My 66 year old mother was diagnosed with Limited Small Cell Lung Cancer last Thanksgiving. She is a former smoker, but had quit a year and a half before her diagnosis. She had a bit of COPD and was being followed for that when her PCP mentioned that she should get a CT scan as recommended by the government. She put it off until October 2015 and that is when they saw "something." She went for a Bronchoscopy the day before Thanksgiving and it was confirmed.
This turned my whole world upside down. Immediately I started doing research on the types of treatment available and found there is NOT a lot of research put into Small Cell Lung Cancer. I think this is because a majority of patients with Small Cell are smokers and that there is a stigma that they somehow "deserve" what they got.
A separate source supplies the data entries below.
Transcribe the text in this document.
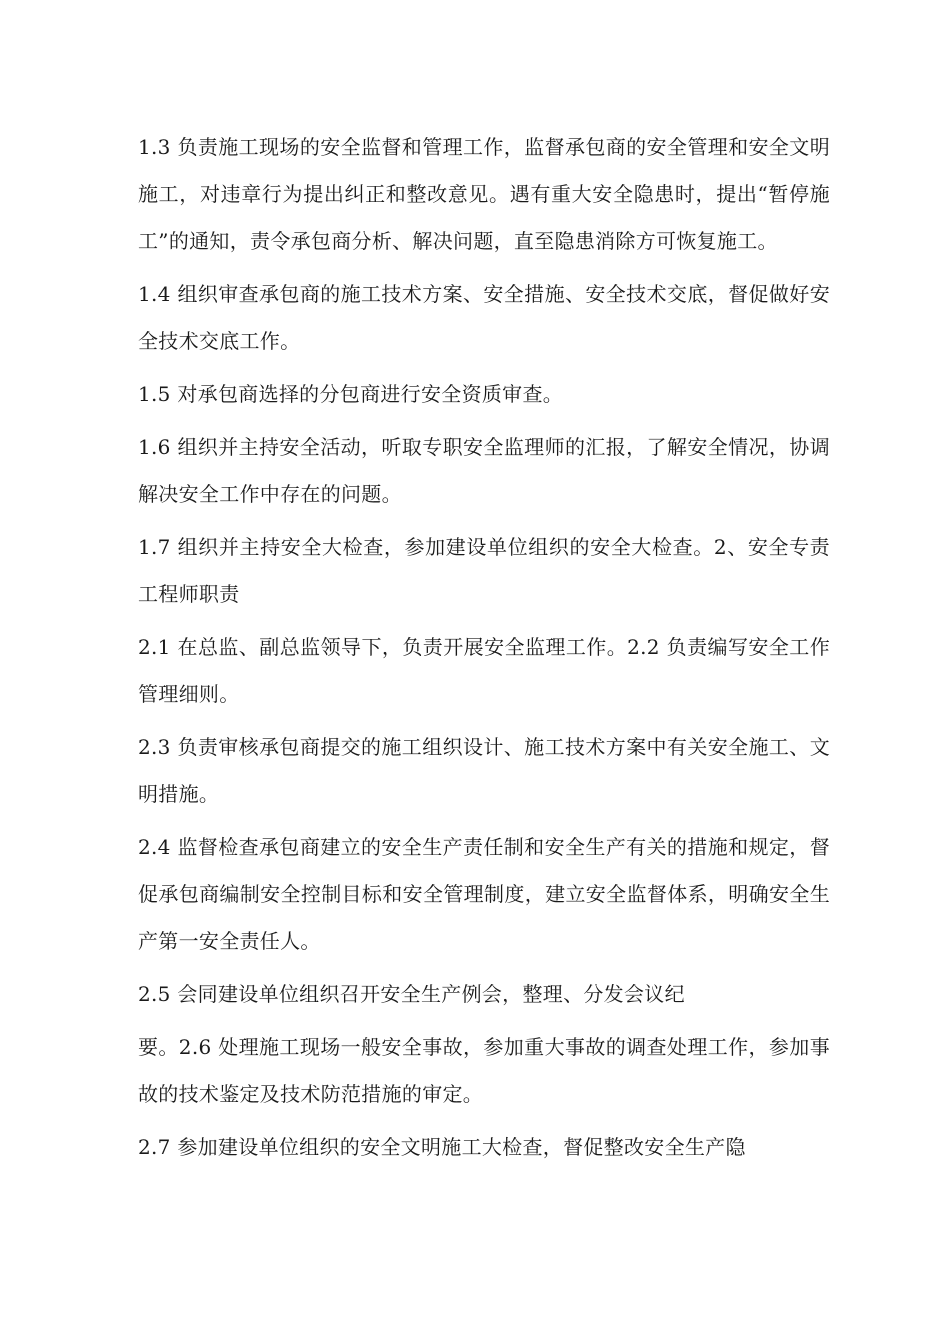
1.3 负责施工现场的安全监督和管理工作，监督承包商的安全管理和安全文明施工，对违章行为提出纠正和整改意见。遇有重大安全隐患时，提出“暂停施工”的通知，责令承包商分析、解决问题，直至隐患消除方可恢复施工。

1.4 组织审查承包商的施工技术方案、安全措施、安全技术交底，督促做好安全技术交底工作。

1.5 对承包商选择的分包商进行安全资质审查。

1.6 组织并主持安全活动，听取专职安全监理师的汇报，了解安全情况，协调解决安全工作中存在的问题。

1.7 组织并主持安全大检查，参加建设单位组织的安全大检查。2、安全专责工程师职责

2.1 在总监、副总监领导下，负责开展安全监理工作。2.2 负责编写安全工作管理细则。

2.3 负责审核承包商提交的施工组织设计、施工技术方案中有关安全施工、文明措施。

2.4 监督检查承包商建立的安全生产责任制和安全生产有关的措施和规定，督促承包商编制安全控制目标和安全管理制度，建立安全监督体系，明确安全生产第一安全责任人。

2.5 会同建设单位组织召开安全生产例会，整理、分发会议纪

要。2.6 处理施工现场一般安全事故，参加重大事故的调查处理工作，参加事故的技术鉴定及技术防范措施的审定。

2.7 参加建设单位组织的安全文明施工大检查，督促整改安全生产隐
Yes, she did smoke and yes, she knew the dangers. However, I feel the tobacco industry plays a huge part in that (Story for another day).
Anyhow, she went for both radiation and chemo as well as PCI radiation. She finished her treatment in mid-June. To date, she is still very fatigued and not able to do all the things she liked to do (gardening etc.). She does make an effort to try and keep things as normal as possible but, I know this is very hard on her (and depressing). Her next scan is next week and she has her doctor's appointment on 11/16 to get results.
I would love to see a bigger push for research into Small Cell Lung Cancer to try and develop more treatment options (some not as harsh as chemo and radiation). I understand the main mode of prevention is to not smoke, however, I feel like people who have been smoking for 30 - 40 years have a harder time quitting due to the addiction to the nicotine (not an excuse).
Thank you for letting me share my mom's story.